During this the centennial year of Albert Einstein’s epochal papers from his miraculous year, I was prompted to read again his paper on the quantum nature of radiation. 1 Surprisingly, I found a gap in his earliest argument for the existence of photons, a gap that apparently has remained unnoticed up to the present.
Einstein’s argument was based on his proof that for sufficiently large frequencies the entropy of thermal radiation varies logarithmically with the volume, in the same manner it does in an ideal gas. He concluded that “monochromatic radiation of low density (within the range of validity of Wien’s radiation formula) behaves thermodynamically as if it consisted of mutually independent quanta [photons] of magnitude hv,”1 where v is the frequency of the radiation and h is Planck’s constant. In a footnote Einstein also gave a derivation, based on his entropy—volume relation, for the familiar pressure—volume formula of an ideal gas. But substituting in this formula Einstein’s relation for the number of photons—that is, the energy of the monochromatic thermal radiation divided by hv—results in an incorrect expression for the pressure. This pressure is one-third of the energy density of the radiation, as was originally shown by Maxwell for the case of electromagnetic waves. Moreover, a kinetic-theory calculation of the pressure shows that this relation is also valid for photons.

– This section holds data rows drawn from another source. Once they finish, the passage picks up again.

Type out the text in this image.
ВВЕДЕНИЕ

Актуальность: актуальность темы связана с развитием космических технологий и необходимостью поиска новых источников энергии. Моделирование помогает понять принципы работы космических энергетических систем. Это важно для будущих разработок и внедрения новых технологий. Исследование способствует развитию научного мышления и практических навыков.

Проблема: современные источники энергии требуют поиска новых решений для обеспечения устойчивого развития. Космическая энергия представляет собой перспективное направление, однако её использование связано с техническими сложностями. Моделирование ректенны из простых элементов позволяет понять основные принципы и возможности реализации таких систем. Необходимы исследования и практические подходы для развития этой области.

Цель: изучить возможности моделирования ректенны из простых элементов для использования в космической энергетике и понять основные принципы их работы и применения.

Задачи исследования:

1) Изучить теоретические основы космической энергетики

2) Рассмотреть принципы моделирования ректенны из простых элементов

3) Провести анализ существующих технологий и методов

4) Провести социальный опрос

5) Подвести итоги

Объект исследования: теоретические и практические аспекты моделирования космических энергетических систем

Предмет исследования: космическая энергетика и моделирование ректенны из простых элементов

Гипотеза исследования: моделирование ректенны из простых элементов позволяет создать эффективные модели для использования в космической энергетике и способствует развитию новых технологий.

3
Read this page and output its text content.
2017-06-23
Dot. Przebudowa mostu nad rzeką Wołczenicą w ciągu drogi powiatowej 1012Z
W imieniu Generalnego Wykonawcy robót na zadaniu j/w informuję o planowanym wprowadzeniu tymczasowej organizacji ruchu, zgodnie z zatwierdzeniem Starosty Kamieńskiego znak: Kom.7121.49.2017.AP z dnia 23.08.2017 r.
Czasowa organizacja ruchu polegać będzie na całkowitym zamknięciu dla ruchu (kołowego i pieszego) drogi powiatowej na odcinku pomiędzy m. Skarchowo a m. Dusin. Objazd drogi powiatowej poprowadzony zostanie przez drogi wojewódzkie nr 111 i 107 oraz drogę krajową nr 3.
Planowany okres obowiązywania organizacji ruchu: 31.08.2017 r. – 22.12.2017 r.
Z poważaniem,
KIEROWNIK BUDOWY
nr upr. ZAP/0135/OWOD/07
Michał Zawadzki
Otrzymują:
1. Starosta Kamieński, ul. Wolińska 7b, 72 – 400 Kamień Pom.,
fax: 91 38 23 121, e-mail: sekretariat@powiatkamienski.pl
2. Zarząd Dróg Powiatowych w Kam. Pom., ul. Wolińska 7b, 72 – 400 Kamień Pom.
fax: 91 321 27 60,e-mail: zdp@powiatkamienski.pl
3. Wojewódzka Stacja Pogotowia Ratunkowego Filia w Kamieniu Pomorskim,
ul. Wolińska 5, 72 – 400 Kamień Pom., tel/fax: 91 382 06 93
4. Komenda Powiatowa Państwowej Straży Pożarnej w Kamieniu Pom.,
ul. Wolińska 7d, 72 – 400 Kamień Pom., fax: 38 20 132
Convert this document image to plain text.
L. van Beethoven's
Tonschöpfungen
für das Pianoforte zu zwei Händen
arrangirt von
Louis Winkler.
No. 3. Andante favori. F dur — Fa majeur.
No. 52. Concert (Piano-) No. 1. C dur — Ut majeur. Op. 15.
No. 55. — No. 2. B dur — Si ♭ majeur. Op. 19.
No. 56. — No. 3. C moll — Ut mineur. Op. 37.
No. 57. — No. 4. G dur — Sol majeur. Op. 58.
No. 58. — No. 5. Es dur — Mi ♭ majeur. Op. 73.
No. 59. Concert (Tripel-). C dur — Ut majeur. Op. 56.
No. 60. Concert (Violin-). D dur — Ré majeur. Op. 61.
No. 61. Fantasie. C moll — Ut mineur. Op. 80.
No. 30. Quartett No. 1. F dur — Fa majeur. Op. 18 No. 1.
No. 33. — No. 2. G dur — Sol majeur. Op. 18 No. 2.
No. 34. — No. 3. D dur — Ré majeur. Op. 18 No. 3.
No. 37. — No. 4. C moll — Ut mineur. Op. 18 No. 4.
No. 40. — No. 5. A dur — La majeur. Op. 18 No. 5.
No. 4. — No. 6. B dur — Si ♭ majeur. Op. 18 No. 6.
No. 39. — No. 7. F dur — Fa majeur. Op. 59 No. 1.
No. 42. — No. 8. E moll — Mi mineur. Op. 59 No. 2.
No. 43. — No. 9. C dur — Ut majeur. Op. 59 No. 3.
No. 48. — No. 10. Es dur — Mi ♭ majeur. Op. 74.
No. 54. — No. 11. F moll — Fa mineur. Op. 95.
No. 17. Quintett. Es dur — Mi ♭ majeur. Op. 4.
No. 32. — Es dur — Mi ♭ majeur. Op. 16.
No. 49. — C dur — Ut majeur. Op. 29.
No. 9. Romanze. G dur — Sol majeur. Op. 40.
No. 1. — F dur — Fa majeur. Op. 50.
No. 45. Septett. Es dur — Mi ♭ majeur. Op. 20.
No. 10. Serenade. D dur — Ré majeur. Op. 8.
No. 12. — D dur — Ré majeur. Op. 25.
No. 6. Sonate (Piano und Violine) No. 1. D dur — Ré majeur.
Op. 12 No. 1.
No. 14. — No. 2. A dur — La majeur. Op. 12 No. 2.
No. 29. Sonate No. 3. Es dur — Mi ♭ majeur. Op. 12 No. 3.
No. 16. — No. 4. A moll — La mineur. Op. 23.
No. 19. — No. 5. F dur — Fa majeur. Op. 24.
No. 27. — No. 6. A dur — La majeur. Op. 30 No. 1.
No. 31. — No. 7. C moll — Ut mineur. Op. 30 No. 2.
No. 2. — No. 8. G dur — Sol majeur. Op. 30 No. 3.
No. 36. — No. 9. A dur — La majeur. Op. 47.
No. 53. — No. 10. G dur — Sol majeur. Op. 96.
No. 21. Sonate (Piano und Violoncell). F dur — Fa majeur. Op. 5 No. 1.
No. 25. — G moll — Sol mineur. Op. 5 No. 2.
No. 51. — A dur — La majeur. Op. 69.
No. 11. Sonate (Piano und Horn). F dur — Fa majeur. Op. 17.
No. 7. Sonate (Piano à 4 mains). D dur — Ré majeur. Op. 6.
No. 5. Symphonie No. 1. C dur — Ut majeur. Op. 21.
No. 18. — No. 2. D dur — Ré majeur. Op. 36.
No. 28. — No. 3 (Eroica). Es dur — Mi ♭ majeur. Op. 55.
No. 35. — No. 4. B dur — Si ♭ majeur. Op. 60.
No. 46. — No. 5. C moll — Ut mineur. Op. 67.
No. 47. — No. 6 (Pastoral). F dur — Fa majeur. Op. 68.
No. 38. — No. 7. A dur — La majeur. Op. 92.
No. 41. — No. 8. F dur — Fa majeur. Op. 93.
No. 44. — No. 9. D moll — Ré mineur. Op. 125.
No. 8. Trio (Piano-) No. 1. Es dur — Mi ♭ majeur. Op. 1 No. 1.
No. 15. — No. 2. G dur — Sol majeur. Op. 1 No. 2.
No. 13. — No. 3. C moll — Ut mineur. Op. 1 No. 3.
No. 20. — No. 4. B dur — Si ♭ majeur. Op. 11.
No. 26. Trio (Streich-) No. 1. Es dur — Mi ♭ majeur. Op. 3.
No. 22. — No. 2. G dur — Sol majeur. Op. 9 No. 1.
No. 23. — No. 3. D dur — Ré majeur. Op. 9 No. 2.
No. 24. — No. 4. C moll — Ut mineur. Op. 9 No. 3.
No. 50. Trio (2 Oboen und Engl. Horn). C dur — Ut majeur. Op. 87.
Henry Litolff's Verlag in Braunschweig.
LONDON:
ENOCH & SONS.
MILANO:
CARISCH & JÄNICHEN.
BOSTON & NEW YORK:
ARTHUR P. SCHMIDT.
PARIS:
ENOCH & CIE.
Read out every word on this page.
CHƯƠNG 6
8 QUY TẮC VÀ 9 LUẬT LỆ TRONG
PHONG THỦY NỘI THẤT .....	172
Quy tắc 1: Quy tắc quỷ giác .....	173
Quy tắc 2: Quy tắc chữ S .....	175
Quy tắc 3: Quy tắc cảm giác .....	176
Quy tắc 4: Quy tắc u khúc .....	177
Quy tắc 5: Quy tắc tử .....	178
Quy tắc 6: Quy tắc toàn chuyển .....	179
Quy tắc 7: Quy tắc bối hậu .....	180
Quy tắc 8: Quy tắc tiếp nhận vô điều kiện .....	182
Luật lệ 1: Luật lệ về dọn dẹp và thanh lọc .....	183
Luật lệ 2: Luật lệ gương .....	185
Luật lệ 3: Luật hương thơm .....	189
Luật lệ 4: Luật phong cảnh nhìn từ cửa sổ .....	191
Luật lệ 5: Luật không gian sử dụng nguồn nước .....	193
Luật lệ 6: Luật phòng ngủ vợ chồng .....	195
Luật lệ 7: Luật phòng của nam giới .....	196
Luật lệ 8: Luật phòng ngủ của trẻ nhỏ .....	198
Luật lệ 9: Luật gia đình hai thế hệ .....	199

Maxwell’s relation also played a fundamental role in Boltzmann’s derivation of the dependence of thermal radiation on the fourth power of the temperature, and in Wien’s derivation of the general dependence of the thermal energy density on both frequency and temperature. I have not found any evidence, however, that Einstein’s contemporaries noticed the problem with calculating the pressure of monochromatic thermal radiation from Einstein’s entropy—volume relation, nor has this problem been pointed out in commentaries about this paper. 1,2
What is the solution to the pressure paradox? Einstein considered the volume dependence of the radiation entropy for fixed frequency v, but in an actual thermodynamic process, where the volume V is changed by moving a piston, the frequency does not remain fixed, because the wavelength is proportional to the linear dimensions of the cavity. Hence, the frequency v varies as V −1/3, giving the entropy an additional volume dependence that was not discussed by Einstein. It can be readily verified that this addition leads to a thermodynamic derivation of Maxwell’s relation for the pressure of isotropic radiation, filling in a longstanding gap in Einstein’s earliest thermodynamic argument for the existence of photons.